Il compagno Iaroscenko sbaglia affermando che nel socialismo non esiste nessuna contraddizione tra i rapporti di produzione e le forze produttive della società. Naturalmente, i nostri attuali rapporti di produzione attraversano un periodo in cui, corrispondendo appieno alla crescita delle forze produttive, le fanno procedere in avanti a passi da giganti. Ma non sarebbe giusto accontentarsi di questo e ritenere che non esista nessuna contraddizione tra le nostre forze produttive e i rapporti di produzione. Contraddizioni esistono senz'altro ed esisteranno, in quanto lo sviluppo dei rapporti di produzione ritarda e ritarderà rispetto allo sviluppo delle forze produttive. Con una giusta politica degli organismi dirigenti queste contraddizioni non possono trasformarsi in contrasto, e non si può giungere a un conflitto tra i rapporti di produzione e le forze produttive della società. Ma non sarebbe così se facessimo una politica sbagliata, del genere di quella raccomandata dal compagno Iaroscenko. In tal caso il conflitto sarebbe inevitabile, e i nostri rapporti di produzione potrebbero trasformarsi in un freno molto serio dell'ulteriore sviluppo delle forze produttive.
Per questo il compito degli organismi dirigenti consiste nell'individuare tempestivamente le contraddizioni che sorgono e nel prendere tempestivamente le misure per superarle mediante l'adeguamento dei rapporti di produzione allo sviluppo delle forze produttive. Questo si riferisce prima di tutto a fenomeni economici come la proprietà di gruppo colcosiana e la circolazione mercantile. Naturalmente, nel momento attuale questi fenomeni vengono da noi utilizzati con successo per sviluppare la economia socialista ed essi recano alla nostra società un utile indubbio. Non v'è dubbio che recheranno qusta utilità anche nel prossimo futuro; ma sarebbe una cecità imperdonabile non vedere che in pari tempo questi fenomeni cominciano già adesso a frenare il potente sviluppo delle nostre forze produttive, in quanto creano ostacoli alla completa estensione a tutta l'economia nazionale, in modo particolare all'agricoltura, della pianificazione statale. Non vi può essere dubbio che più si andrà avanti e più questi fenomeni freneranno l'ulteriore sviluppo delle forze produttive del nostro paese. Di conseguenza, il compito consiste nel liquidare queste contraddizioni mediante la trasformazione graduale della proprietà colcosiana in proprietà di tutto il popolo e mediante l'introduzione - anch'essa graduale - dello scambio dei prodotti invece della circolazione mercantile.

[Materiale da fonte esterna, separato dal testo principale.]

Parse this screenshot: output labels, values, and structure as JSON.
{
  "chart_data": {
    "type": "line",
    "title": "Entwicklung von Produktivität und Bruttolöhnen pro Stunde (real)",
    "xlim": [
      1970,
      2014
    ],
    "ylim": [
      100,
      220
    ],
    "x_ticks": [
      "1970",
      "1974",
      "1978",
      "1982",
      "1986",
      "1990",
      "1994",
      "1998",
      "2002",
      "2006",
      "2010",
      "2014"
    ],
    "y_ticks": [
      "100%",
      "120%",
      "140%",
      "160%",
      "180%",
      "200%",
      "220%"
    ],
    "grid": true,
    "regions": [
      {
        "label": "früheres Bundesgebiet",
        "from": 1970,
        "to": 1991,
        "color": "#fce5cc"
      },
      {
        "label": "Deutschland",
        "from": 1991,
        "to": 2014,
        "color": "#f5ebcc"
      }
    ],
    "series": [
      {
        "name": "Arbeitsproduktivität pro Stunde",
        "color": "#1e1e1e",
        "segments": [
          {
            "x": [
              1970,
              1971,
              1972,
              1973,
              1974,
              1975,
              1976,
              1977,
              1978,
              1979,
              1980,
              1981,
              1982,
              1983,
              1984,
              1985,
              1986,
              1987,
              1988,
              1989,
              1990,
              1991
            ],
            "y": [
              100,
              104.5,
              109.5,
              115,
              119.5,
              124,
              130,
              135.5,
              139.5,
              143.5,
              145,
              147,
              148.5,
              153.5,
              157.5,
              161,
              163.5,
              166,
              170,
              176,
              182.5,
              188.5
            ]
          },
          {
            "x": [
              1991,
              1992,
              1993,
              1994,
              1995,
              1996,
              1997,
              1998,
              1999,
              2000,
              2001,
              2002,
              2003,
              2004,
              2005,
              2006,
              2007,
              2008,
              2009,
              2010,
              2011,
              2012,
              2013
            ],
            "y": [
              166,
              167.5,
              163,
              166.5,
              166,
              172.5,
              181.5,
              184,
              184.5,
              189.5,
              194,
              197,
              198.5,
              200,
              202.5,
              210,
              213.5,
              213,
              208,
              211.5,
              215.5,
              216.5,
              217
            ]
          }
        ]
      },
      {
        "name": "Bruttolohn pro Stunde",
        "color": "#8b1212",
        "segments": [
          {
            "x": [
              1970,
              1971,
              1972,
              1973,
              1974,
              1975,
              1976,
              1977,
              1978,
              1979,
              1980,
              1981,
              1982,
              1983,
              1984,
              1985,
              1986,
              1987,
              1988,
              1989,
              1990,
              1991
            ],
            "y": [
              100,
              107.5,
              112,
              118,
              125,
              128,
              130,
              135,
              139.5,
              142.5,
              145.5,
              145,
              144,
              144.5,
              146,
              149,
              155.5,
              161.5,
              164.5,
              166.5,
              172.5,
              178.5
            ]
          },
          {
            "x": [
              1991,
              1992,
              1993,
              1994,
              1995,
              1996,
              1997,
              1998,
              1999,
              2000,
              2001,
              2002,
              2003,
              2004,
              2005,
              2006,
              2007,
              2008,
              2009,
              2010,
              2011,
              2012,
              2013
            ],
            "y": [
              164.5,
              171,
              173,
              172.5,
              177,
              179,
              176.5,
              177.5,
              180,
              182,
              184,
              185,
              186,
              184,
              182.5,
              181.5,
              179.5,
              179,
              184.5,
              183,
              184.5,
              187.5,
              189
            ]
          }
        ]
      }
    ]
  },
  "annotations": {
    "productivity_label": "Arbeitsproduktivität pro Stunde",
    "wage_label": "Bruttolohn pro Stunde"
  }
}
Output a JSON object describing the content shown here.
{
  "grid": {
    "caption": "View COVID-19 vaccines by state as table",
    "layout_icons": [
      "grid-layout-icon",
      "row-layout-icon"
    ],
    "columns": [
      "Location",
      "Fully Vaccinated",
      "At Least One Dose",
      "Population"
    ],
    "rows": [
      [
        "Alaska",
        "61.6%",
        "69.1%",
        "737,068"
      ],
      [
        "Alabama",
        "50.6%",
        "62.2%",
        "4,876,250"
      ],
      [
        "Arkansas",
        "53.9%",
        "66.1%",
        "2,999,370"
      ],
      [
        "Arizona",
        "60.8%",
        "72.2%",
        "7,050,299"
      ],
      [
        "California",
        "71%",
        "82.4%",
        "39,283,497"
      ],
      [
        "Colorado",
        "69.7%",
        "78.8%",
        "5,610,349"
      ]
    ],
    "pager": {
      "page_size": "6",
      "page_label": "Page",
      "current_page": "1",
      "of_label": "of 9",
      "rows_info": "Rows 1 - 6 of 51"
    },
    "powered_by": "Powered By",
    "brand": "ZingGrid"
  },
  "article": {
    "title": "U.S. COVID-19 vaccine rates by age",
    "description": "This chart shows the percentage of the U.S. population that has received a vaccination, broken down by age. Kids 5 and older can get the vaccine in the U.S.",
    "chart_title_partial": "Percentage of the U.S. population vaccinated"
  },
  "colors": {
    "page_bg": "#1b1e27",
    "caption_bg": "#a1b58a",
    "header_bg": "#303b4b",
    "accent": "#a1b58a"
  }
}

3. - è necessario, in terzo luogo, raggiungere un tale sviluppo culturale della società che assicuri a tutti i membri della società uno sviluppo completo delle loro capacità fisiche e intellettuali, affinché i membri della società possano ricevere un'istruzione sufficiente per diventare attivi fattori dello sviluppo sociale, abbiano la possibilità di scegliere liberamente una professione, non siano inchiodati per tutta la vita, in seguito alla sussistente divisione del lavoro, a una professione qualsiasi.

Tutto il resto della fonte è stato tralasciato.